Appel du Laboratoire de Psychologie Sociale EA 849, Aix-Marseille Université face à la menace de l’extrême droite

Il y a dans le racisme, « un noyau dur, un matériau impalpable qui résiste, autour duquel on peut tourner comme les électrons tournent autour de leur noyau, mais dans lequel on ne pénètre pas. Un noyau aussi dur et aussi résistant que la mort elle-même ».

(Moscovici, 1984).

Nous psychologues sociaux,

chercheur.e.s et enseignant.e.s, membres du Laboratoire de Psychologie Sociale d’Aix-Marseille Université lançons un appel pour battre l‘extrême droite lors des élections législatives des 30 juin et 7 juillet 2024, en raison de notre engagement pour la démocratie, l’inclusivité, les droits humains et la justice sociale. Cet engagement repose sur des décennies de recherche et d’analyse des dynamiques sociales, des préjugés, des processus de discrimination, de domination sociale, d’exclusion sociale …et leur impact sur les groupes sociaux et les rapports intergroupes. L’histoire de la psychologie sociale est profondément marquée par la montée du fascisme et des régimes totalitaires du XXe siècle. En effet, c’est dans ce climat et en réponse aux horreurs du fascisme que les chercheurs en psychologie sociale ont développé des théories et mené des recherches visant en la compréhension des mécanismes psychosociaux sous-tendant ces idéologies destructrices. La montée des totalitarismes en Europe a poussé de nombreux chercheurs, souvent eux-mêmes persécutés ou en exil, à se pencher sur les mécanismes de l’endoctrinement et de la soumission à l’autorité.

Ne pas rester muets face à ces événements. Analyser et comprendre les logiques psychosociales qui sous-tendent ces idéologies nauséabondes sans pour autant les justifier, voilà la démarche de nombreux chercheurs en psychologie sociale. Nous retiendrons les travaux de Milgram (1974) visant à comprendre comment, soumis à une autorité perçue comme légitime, des individus ordinaires pouvaient commettre des actes cruels. L’objectif ici était encore d’essayer de comprendre les atrocités commises par des personnes ordinaires pendant le régime nazi. Mettons également l’accent sur les travaux éminemment actuels de Tajfel (1979) sur l’identité sociale qui explore comment les individus catégorisent les autres groupes, favorisant leur propre groupe en discriminant les autres.

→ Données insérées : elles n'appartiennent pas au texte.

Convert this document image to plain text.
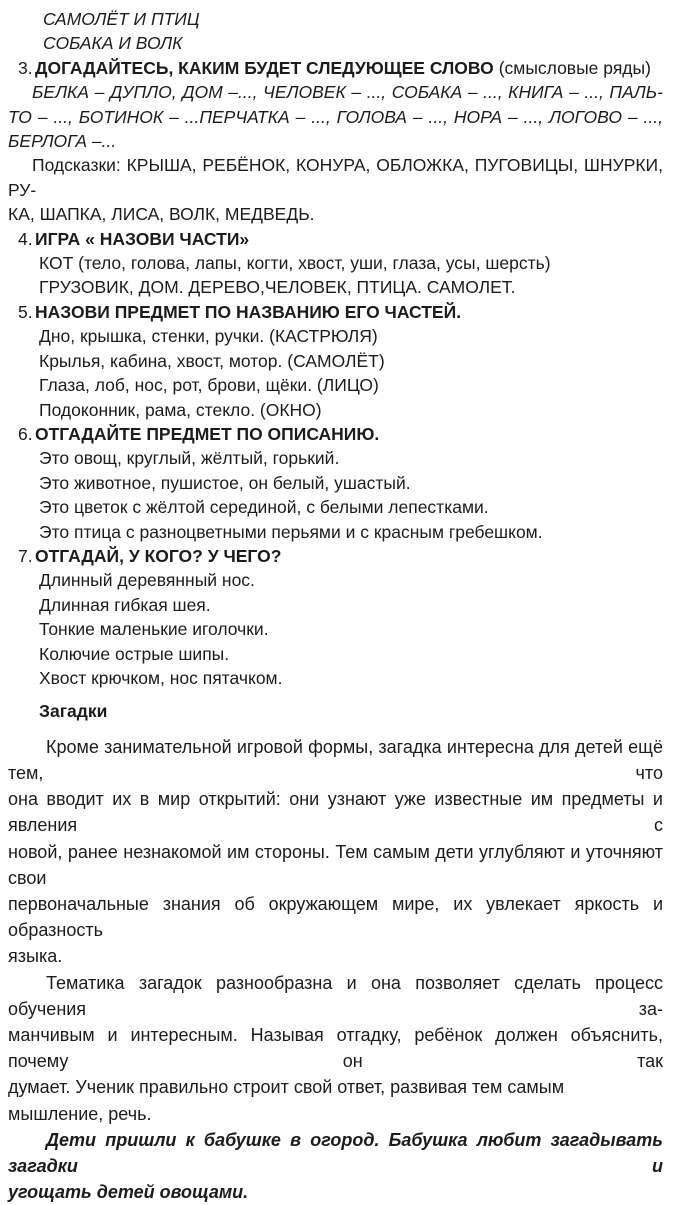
САМОЛЁТ И ПТИЦ
СОБАКА И ВОЛК
3. ДОГАДАЙТЕСЬ, КАКИМ БУДЕТ СЛЕДУЮЩЕЕ СЛОВО (смысловые ряды)
БЕЛКА – ДУПЛО, ДОМ –..., ЧЕЛОВЕК – ..., СОБАКА – ..., КНИГА – ..., ПАЛЬ-
ТО – ..., БОТИНОК – ...ПЕРЧАТКА – ..., ГОЛОВА – ..., НОРА – ..., ЛОГОВО – ...,
БЕРЛОГА –...
Подсказки: КРЫША, РЕБЁНОК, КОНУРА, ОБЛОЖКА, ПУГОВИЦЫ, ШНУРКИ, РУ-
КА, ШАПКА, ЛИСА, ВОЛК, МЕДВЕДЬ.
4. ИГРА « НАЗОВИ ЧАСТИ»
КОТ (тело, голова, лапы, когти, хвост, уши, глаза, усы, шерсть)
ГРУЗОВИК, ДОМ. ДЕРЕВО,ЧЕЛОВЕК, ПТИЦА. САМОЛЕТ.
5. НАЗОВИ ПРЕДМЕТ ПО НАЗВАНИЮ ЕГО ЧАСТЕЙ.
Дно, крышка, стенки, ручки. (КАСТРЮЛЯ)
Крылья, кабина, хвост, мотор. (САМОЛЁТ)
Глаза, лоб, нос, рот, брови, щёки. (ЛИЦО)
Подоконник, рама, стекло. (ОКНО)
6. ОТГАДАЙТЕ ПРЕДМЕТ ПО ОПИСАНИЮ.
Это овощ, круглый, жёлтый, горький.
Это животное, пушистое, он белый, ушастый.
Это цветок с жёлтой серединой, с белыми лепестками.
Это птица с разноцветными перьями и с красным гребешком.
7. ОТГАДАЙ, У КОГО? У ЧЕГО?
Длинный деревянный нос.
Длинная гибкая шея.
Тонкие маленькие иголочки.
Колючие острые шипы.
Хвост крючком, нос пятачком.
Загадки
Кроме занимательной игровой формы, загадка интересна для детей ещё тем, что
она вводит их в мир открытий: они узнают уже известные им предметы и явления с
новой, ранее незнакомой им стороны. Тем самым дети углубляют и уточняют свои
первоначальные знания об окружающем мире, их увлекает яркость и образность
языка.
Тематика загадок разнообразна и она позволяет сделать процесс обучения за-
манчивым и интересным. Называя отгадку, ребёнок должен объяснить, почему он так
думает. Ученик правильно строит свой ответ, развивая тем самым мышление, речь.
Дети пришли к бабушке в огород. Бабушка любит загадывать загадки и
угощать детей овощами.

Cette théorie avait pour ambition d’expliquer les dynamiques de l’exclusion sociale et de la discrimination de groupe, caractéristiques des idéologies fascistes et tristement en écho avec le climat actuel.  Notre opposition est fondée sur une compréhension fine des conséquences funestes des idéologies d’extrême droite sur les sociétés et les individus. A titre d’exemple, alors que l’extrême droite exacerbe les tensions entre les groupes au travers des mesures politiques prônant la préférence nationale, de nombreux travaux (Allport, 1954 ; Pettigrew & Tropp, 2006) montrent que des interactions répétées entre les membres de différents groupes pourraient diminuer les tensions et les préjugés intergroupes, à condition que le contexte politique et institutionnel soit favorable. C’est dans ce contexte alarmant qu’il nous semble de notre responsabilité en tant que psychologues sociaux de ne pas nous laisser gagner par l’indifférence et de continuer à explorer les facteurs qui conduisent à ces comportements discriminatoires, de partager les conclusions de ces travaux et d’appeler à combattre l’idéologie d’extrême droite et défendre les valeurs humanistes et universalistes qui sont les nôtres.

Au vu des résultats des récentes élections européennes, l’urgence est à la (re)mobilisation pour les prochaines élections législatives et à l’expression de ces valeurs dans les urnes.